With 46 patents secured in 2020, here are just a few of the inventions and technologies developed at UCF.
Drug Characterization for FDA
Lead researcher: Associate Professor Debashis Chanda, NanoScience Technology Center
Being able to see the molecular mirror images of drugs, proteins, DNA and other molecules — left versus right twisted — at low detection levels is crucial in the Food and Drug Administration’s approval process. This is because variations in molecular twists can cause toxic or severe side effects. Through a new method developed at UCF, these molecular mirror images can be detected at lower levels than conventional systems.
Combination Drug Treatment to Treat Neurological Disorders
Lead researcher: Professor of Medicine Kiminobu Sugaya
Neurodegenerative diseases, such as Alzheimer’s disease and Parkinson’s disease, are difficult to treat. A combination therapy related to a UCF invention has shown increased stem cells in the brain and new neuron productions, which improved performance in memory tasks in mice. The treatment uses the drug NBI-18, which increases endogenous neural stem cells, and phenserine, which reduces the production of toxic amyloid plaques in the brain.

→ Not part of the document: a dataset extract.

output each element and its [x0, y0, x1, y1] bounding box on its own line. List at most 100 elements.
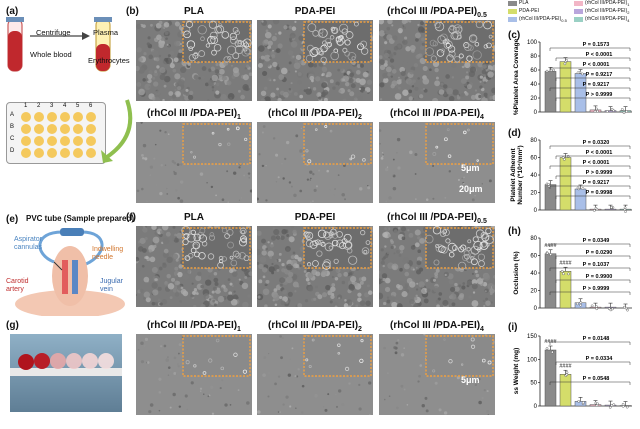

Lead researcher: Associate Professor Arkadiy Lyakh, NanoScience Technology Center
From imaging to defense, lasers serve a wide range of purposes. This invention relates to new quantum cascade lasers that provide the ultrahigh output power, brightness and beam quality needed for applications such as hyperspectral imaging, infrared illumination and military countermeasures that protect aircraft against shoulder-fired heat-seeking missiles.
Contamination Tracking in Wetland Environments
Lead researcher: Professor Ni-Bin Chang, Department of Civil, Environmental and Construction Engineering
Tracking the movement of nutrients, metals, sediments and other contamination in slow-moving water is challenging. This cost-efficient system, which is equipped with wireless communication units, relates to two velocity-measuring devices to assess low-flow velocity and direction of water more accurately in both wetland environments and wells.

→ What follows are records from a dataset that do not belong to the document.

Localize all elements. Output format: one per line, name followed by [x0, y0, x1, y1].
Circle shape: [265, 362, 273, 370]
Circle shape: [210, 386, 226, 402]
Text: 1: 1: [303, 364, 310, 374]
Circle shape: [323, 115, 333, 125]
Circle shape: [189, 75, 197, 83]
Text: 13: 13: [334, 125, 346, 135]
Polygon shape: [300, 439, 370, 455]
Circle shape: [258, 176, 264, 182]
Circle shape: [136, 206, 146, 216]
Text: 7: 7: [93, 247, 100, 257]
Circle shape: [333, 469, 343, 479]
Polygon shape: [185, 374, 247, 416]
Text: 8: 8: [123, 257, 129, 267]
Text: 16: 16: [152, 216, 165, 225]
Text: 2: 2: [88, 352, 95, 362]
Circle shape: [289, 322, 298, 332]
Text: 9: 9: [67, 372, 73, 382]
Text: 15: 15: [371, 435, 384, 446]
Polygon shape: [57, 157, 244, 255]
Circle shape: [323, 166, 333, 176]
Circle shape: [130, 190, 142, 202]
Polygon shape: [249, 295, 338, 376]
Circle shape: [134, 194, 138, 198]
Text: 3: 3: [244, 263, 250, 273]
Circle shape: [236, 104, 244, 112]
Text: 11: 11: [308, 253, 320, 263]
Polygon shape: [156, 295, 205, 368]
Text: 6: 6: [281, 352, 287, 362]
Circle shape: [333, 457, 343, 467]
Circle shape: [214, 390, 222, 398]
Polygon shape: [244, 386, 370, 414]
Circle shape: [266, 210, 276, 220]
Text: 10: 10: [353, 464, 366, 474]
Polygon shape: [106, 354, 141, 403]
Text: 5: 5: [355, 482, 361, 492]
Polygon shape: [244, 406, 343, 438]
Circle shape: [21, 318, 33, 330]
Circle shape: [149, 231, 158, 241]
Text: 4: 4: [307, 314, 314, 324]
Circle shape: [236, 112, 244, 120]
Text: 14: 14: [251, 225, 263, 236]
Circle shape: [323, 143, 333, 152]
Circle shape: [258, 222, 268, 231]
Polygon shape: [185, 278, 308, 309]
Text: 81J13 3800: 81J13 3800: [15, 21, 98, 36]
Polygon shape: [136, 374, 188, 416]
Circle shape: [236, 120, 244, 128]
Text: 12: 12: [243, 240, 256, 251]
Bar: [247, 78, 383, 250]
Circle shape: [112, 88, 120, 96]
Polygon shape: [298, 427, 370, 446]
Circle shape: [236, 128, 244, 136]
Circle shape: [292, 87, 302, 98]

Eco-friendly Targeted Removal of Fire Ants
Lead researcher: Associate Professor of Biology Joshua King
Aiming to remove pests such as fire ants and termites without the use of pesticides, this hot-water system removes ground-dwelling insects. This system uses a wand connected to a water heating tank to apply large volumes of boiling water to a targeted area. The technology is especially useful for areas unsuitable for chemical baits or mound treatments, such as parks and wildlife preserves.